Craig Newsome

No. 21, 27
- Position: Cornerback

Personal information
- Born: August 10, 1971 (age 55) San Bernardino, California, U.S.
- Listed height: 6 ft 0 in (1.83 m)
- Listed weight: 190 lb (86 kg)

Career information
- High school: Eisenhower (Rialto, California)
- College: Arizona State
- NFL draft: 1995 (1st round, 32nd overall pick)

Career history
- Green Bay Packers (1995–1998); San Francisco 49ers (1999);

Awards and highlights
- Super Bowl Champion (XXXI); First-Team All-Pac-10 (1993); All-Madden Team (1995);

Career NFL statistics
- Tackles: 219
- Interceptions: 4
- Forced fumbles: 1
- Stats at Pro Football Reference

= Craig Newsome =

American football player (born 1971)

Craig Newsome (born August 10, 1971) is an American former professional football player who was a cornerback in the National Football League (NFL). He was selected in the first round of the 1995 NFL draft by the Green Bay Packers, where he played for four years. He won Super Bowl XXXI with the Packers, beating the New England Patriots. He was later traded to the San Francisco 49ers in 1999.

==Amateur career==
Newsome played for Eisenhower High School in Rialto, California, the same high school as Ronnie Lott, and attended San Bernardino Valley College before transferring to Arizona State.

==NFL career==

The Packers selected Newsome in the first round with the 32nd pick in the 1995 NFL draft. He was the starting cornerback on the 1996 Green Bay Packers championship team.

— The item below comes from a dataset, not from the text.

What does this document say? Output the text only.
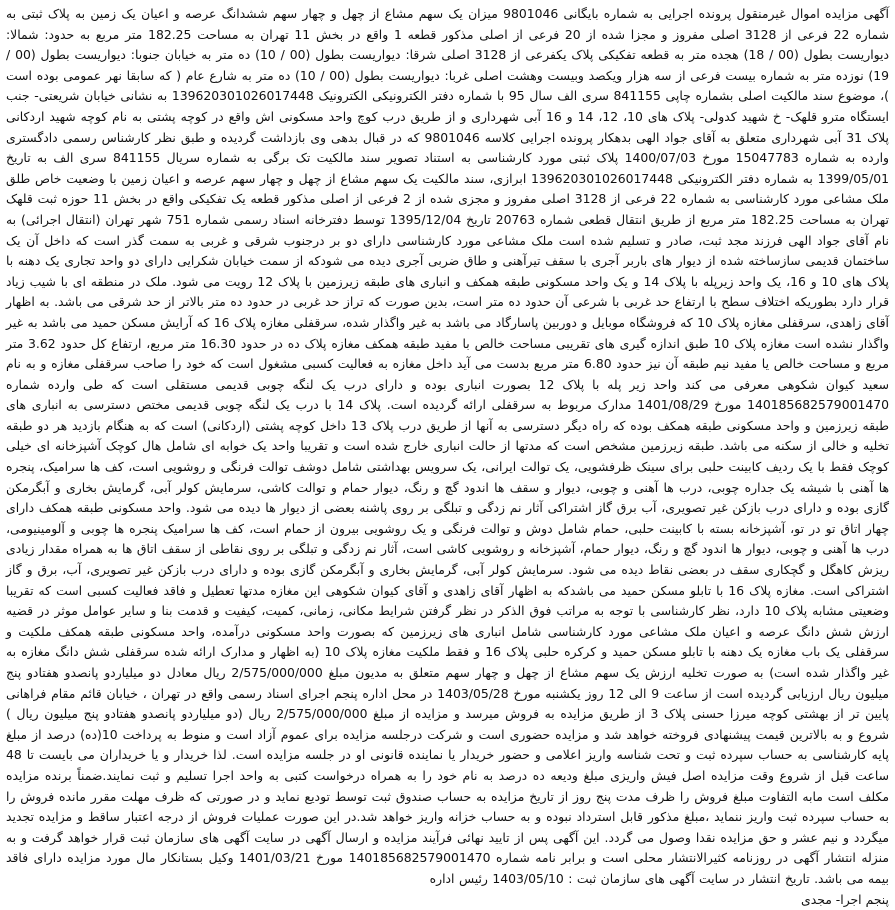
آگهی مزایده اموال غیرمنقول پرونده اجرایی به شماره بایگانی 9801046 میزان یک سهم مشاع از چهل و چهار سهم ششدانگ عرصه و اعیان یک زمین به پلاک ثبتی به شماره 22 فرعی از 3128 اصلی مفروز و مجزا شده از 20 فرعی از اصلی مذکور قطعه 1 واقع در بخش 11 تهران به مساحت 182.25 متر مربع به حدود: شمالا: دیواریست بطول (00 / 18) هجده متر به قطعه تفکیکی پلاک یکفرعی از 3128 اصلی شرقا: دیواریست بطول (00 / 10) ده متر به خیابان جنوبا: دیواریست بطول (00 / 19) نوزده متر به شماره بیست فرعی از سه هزار ویکصد وبیست وهشت اصلی غربا: دیواریست بطول (00 / 10) ده متر به شارع عام ( که سابقا نهر عمومی بوده است )، موضوع سند مالکیت اصلی بشماره چاپی 841155 سری الف سال 95 با شماره دفتر الکترونیکی الکترونیک 139620301026017448 به نشانی خیابان شریعتی- جنب ایستگاه مترو قلهک- خ شهید کدولی- پلاک های 10، 12، 14 و 16 آبی شهرداری و از طریق درب کوچ واحد مسکونی اش واقع در کوچه پشتی به نام کوچه شهید اردکانی پلاک 31 آبی شهرداری متعلق به آقای جواد الهی بدهکار پرونده اجرایی کلاسه 9801046 که در قبال بدهی وی بازداشت گردیده و طبق نظر کارشناس رسمی دادگستری وارده به شماره 15047783 مورخ 1400/07/03 پلاک ثبتی مورد کارشناسی به استناد تصویر سند مالکیت تک برگی به شماره سریال 841155 سری الف به تاریخ 1399/05/01 به شماره دفتر الکترونیکی 139620301026017448 ابرازی، سند مالکیت یک سهم مشاع از چهل و چهار سهم عرصه و اعیان زمین با وضعیت خاص طلق ملک مشاعی مورد کارشناسی به شماره 22 فرعی از 3128 اصلی مفروز و مجزی شده از 2 فرعی از اصلی مذکور قطعه یک تفکیکی واقع در بخش 11 حوزه ثبت قلهک تهران به مساحت 182.25 متر مربع از طریق انتقال قطعی شماره 20763 تاریخ 1395/12/04 توسط دفترخانه اسناد رسمی شماره 751 شهر تهران (انتقال اجرائی) به نام آقای جواد الهی فرزند مجد ثبت، صادر و تسلیم شده است ملک مشاعی مورد کارشناسی دارای دو بر درجنوب شرقی و غربی به سمت گذر است که داخل آن یک ساختمان قدیمی سازساخته شده از دیوار های باربر آجری با سقف تیرآهنی و طاق ضربی آجری دیده می شودکه از سمت خیابان شکرایی دارای دو واحد تجاری یک دهنه با پلاک های 10 و 16، یک واحد زیرپله با پلاک 14 و یک واحد مسکونی طبقه همکف و انباری های طبقه زیرزمین با پلاک 12 رویت می شود. ملک در منطقه ای با شیب زیاد قرار دارد بطوریکه اختلاف سطح با ارتفاع حد غربی با شرعی آن حدود ده متر است، بدین صورت که تراز حد غربی در حدود ده متر بالاتر از حد شرقی می باشد. به اظهار آقای زاهدی، سرقفلی مغازه پلاک 10 که فروشگاه موبایل و دوربین پاسارگاد می باشد به غیر واگذار شده، سرقفلی مغازه پلاک 16 که آرایش مسکن حمید می باشد به غیر واگذار نشده است مغازه پلاک 10 طبق اندازه گیری های تقریبی مساحت خالص با مفید طبقه همکف مغازه پلاک ده در حدود 16.30 متر مربع، ارتفاع کل حدود 3.62 متر مربع و مساحت خالص یا مفید نیم طبقه آن نیز حدود 6.80 متر مربع بدست می آید داخل مغازه به فعالیت کسبی مشغول است که خود را صاحب سرقفلی مغازه و به نام سعید کیوان شکوهی معرفی می کند واحد زیر پله با پلاک 12 بصورت انباری بوده و دارای درب یک لنگه چوبی قدیمی مستقلی است که طی وارده شماره 140185682579001470 مورخ 1401/08/29 مدارک مربوط به سرقفلی ارائه گردیده است. پلاک 14 با درب یک لنگه چوبی قدیمی مختص دسترسی به انباری های طبقه زیرزمین و واحد مسکونی طبقه همکف بوده که راه دیگر دسترسی به آنها از طریق درب پلاک 13 داخل کوچه پشتی (اردکانی) است که به هنگام بازدید هر دو طبقه تخلیه و خالی از سکنه می باشد. طبقه زیرزمین مشخص است که مدتها از حالت انباری خارج شده است و تقریبا واحد یک خوابه ای شامل هال کوچک آشپزخانه ای خیلی کوچک فقط با یک ردیف کابینت حلبی برای سینک ظرفشویی، یک توالت ایرانی، یک سرویس بهداشتی شامل دوشف توالت فرنگی و روشویی است، کف ها سرامیک، پنجره ها آهنی با شیشه یک جداره چوبی، درب ها آهنی و چوبی، دیوار و سقف ها اندود گچ و رنگ، دیوار حمام و توالت کاشی، سرمایش کولر آبی، گرمایش بخاری و آبگرمکن گازی بوده و دارای درب بازکن غیر تصویری، آب برق گاز اشتراکی آثار نم زدگی و تبلگی بر روی پاشنه بعضی از دیوار ها دیده می شود. واحد مسکونی طبقه همکف دارای چهار اتاق تو در تو، آشپزخانه بسته با کابینت حلبی، حمام شامل دوش و توالت فرنگی و یک روشویی بیرون از حمام است، کف ها سرامیک پنجره ها چوبی و آلومینیومی، درب ها آهنی و چوبی، دیوار ها اندود گچ و رنگ، دیوار حمام، آشپزخانه و روشویی کاشی است، آثار نم زدگی و تبلگی بر روی نقاطی از سقف اتاق ها به همراه مقدار زیادی ریزش کاهگل و گچکاری سقف در بعضی نقاط دیده می شود. سرمایش کولر آبی، گرمایش بخاری و آبگرمکن گازی بوده و دارای درب بازکن غیر تصویری، آب، برق و گاز اشتراکی است. مغازه پلاک 16 با تابلو مسکن حمید می باشدکه به اظهار آقای زاهدی و آقای کیوان شکوهی این مغازه مدتها تعطیل و فاقد فعالیت کسبی است که تقریبا وضعیتی مشابه پلاک 10 دارد، نظر کارشناسی با توجه به مراتب فوق الذکر در نظر گرفتن شرایط مکانی، زمانی، کمیت، کیفیت و قدمت بنا و سایر عوامل موثر در قضیه ارزش شش دانگ عرصه و اعیان ملک مشاعی مورد کارشناسی شامل انباری های زیرزمین که بصورت واحد مسکونی درآمده، واحد مسکونی طبقه همکف ملکیت و سرقفلی یک باب مغازه یک دهنه با تابلو مسکن حمید و کرکره حلبی پلاک 16 و فقط ملکیت مغازه پلاک 10 (به اظهار و مدارک ارائه شده سرقفلی شش دانگ مغازه به غیر واگذار شده است) به صورت تخلیه ارزش یک سهم مشاع از چهل و چهار سهم متعلق به مدیون مبلغ 2/575/000/000 ریال معادل دو میلیاردو پانصدو هفتادو پنج میلیون ریال ارزیابی گردیده است از ساعت 9 الی 12 روز یکشنبه مورخ 1403/05/28 در محل اداره پنجم اجرای اسناد رسمی واقع در تهران ، خیابان قائم مقام فراهانی پایین تر از بهشتی کوچه میرزا حسنی پلاک 3 از طریق مزایده به فروش میرسد و مزایده از مبلغ 2/575/000/000 ریال (دو میلیاردو پانصدو هفتادو پنج میلیون ریال ) شروع و به بالاترین قیمت پیشنهادی فروخته خواهد شد و مزایده حضوری است و شرکت درجلسه مزایده برای عموم آزاد است و منوط به پرداخت 10(ده) درصد از مبلغ پایه کارشناسی به حساب سپرده ثبت و تحت شناسه واریز اعلامی و حضور خریدار یا نماینده قانونی او در جلسه مزایده است. لذا خریدار و یا خریداران می بایست تا 48 ساعت قبل از شروع وقت مزایده اصل فیش واریزی مبلغ ودیعه ده درصد به نام خود را به همراه درخواست کتبی به واحد اجرا تسلیم و ثبت نمایند.ضمناً برنده مزایده مکلف است مابه التفاوت مبلغ فروش را ظرف مدت پنج روز از تاریخ مزایده به حساب صندوق ثبت توسط تودیع نماید و در صورتی که ظرف مهلت مقرر مانده فروش را به حساب سپرده ثبت واریز ننماید ،مبلغ مذکور قابل استرداد نبوده و به حساب خزانه واریز خواهد شد.در این صورت عملیات فروش از درجه اعتبار ساقط و مزایده تجدید میگردد و نیم عشر و حق مزایده نقدا وصول می گردد. این آگهی پس از تایید نهائی فرآیند مزایده و ارسال آگهی در سایت آگهی های سازمان ثبت قرار خواهد گرفت و به منزله انتشار آگهی در روزنامه کثیرالانتشار محلی است و برابر نامه شماره 140185682579001470 مورخ 1401/03/21 وکیل بستانکار مال مورد مزایده دارای فاقد بیمه می باشد. تاریخ انتشار در سایت آگهی های سازمان ثبت : 1403/05/10 رئیس اداره

پنجم اجرا- مجدی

He also had a forced fumble and an interception in Super Bowl XXXI. On September 19, 1999, the Packers traded Newsome to the 49ers. Newsome was forced into retirement after the 1999 season, as three shattered vertebrae left him physically disabled.

Pre-draft measurables
| Height | Weight | Arm length | Hand span | 40-yard dash | 10-yard split | 20-yard split | 20-yard shuttle | Vertical jump | Broad jump | Bench press |
| 5 ft 11+1⁄2 in (1.82 m) | 185 lb (84 kg) | 31 in (0.79 m) | 8+5⁄8 in (0.22 m) | 4.74 s | 1.70 s | 2.73 s | 4.56 s | 32.0 in (0.81 m) | 9 ft 7 in (2.92 m) | 9 reps |
All values from NFL Combine

==NFL career statistics==

Legend
| Bold | Career high |

=== Regular season ===

Year: Team; Games; Tackles; Interceptions; Fumbles
GP: GS; Cmb; Solo; Ast; Sck; TFL; Int; Yds; TD; Lng; PD; FF; FR; Yds; TD
1995: GNB; 16; 16; 75; 54; 21; 0.0; -; 1; 3; 0; 3; -; 0; 0; 0; 0
1996: GNB; 16; 16; 71; 61; 10; 0.0; -; 2; 22; 0; 20; -; 1; 1; 0; 0
1997: GNB; 1; 1; 0; 0; 0; 0.0; -; 0; 0; 0; 0; 0; 0; 0; 0; 0
1998: GNB; 13; 13; 57; 49; 8; 0.0; -; 1; 26; 0; 26; -; 0; 0; 0; 0
1999: SFO; 7; 2; 16; 13; 3; 0.0; 3; 0; 0; 0; 0; 0; 0; 0; 0; 0
53; 48; 219; 177; 42; 0.0; 3; 4; 51; 0; 26; 0; 1; 1; 0; 0

===Playoffs===

Year: Team; Games; Tackles; Interceptions; Fumbles
GP: GS; Cmb; Solo; Ast; Sck; TFL; Int; Yds; TD; Lng; PD; FF; FR; Yds; TD
1995: GNB; 3; 3; 15; 14; 1; 0.0; -; 1; 0; 0; 0; 0; 0; 1; 31; 1
1996: GNB; 3; 3; 7; 6; 1; 0.0; -; 3; 40; 0; 35; 0; 0; 0; 0; 0
1998: GNB; 1; 1; 4; 4; 0; 0.0; -; 0; 0; 0; 0; 0; 0; 0; 0; 0
7; 7; 26; 24; 2; 0.0; 0; 4; 40; 0; 35; 0; 0; 1; 31; 1

==Post NFL career==
Newsome coached the La Crosse River Rats of the Indoor Football League in 2000, located in La Crosse Wisconsin. He currently resides in Holmen, Wisconsin where he is a coach on the Holmen High School football team.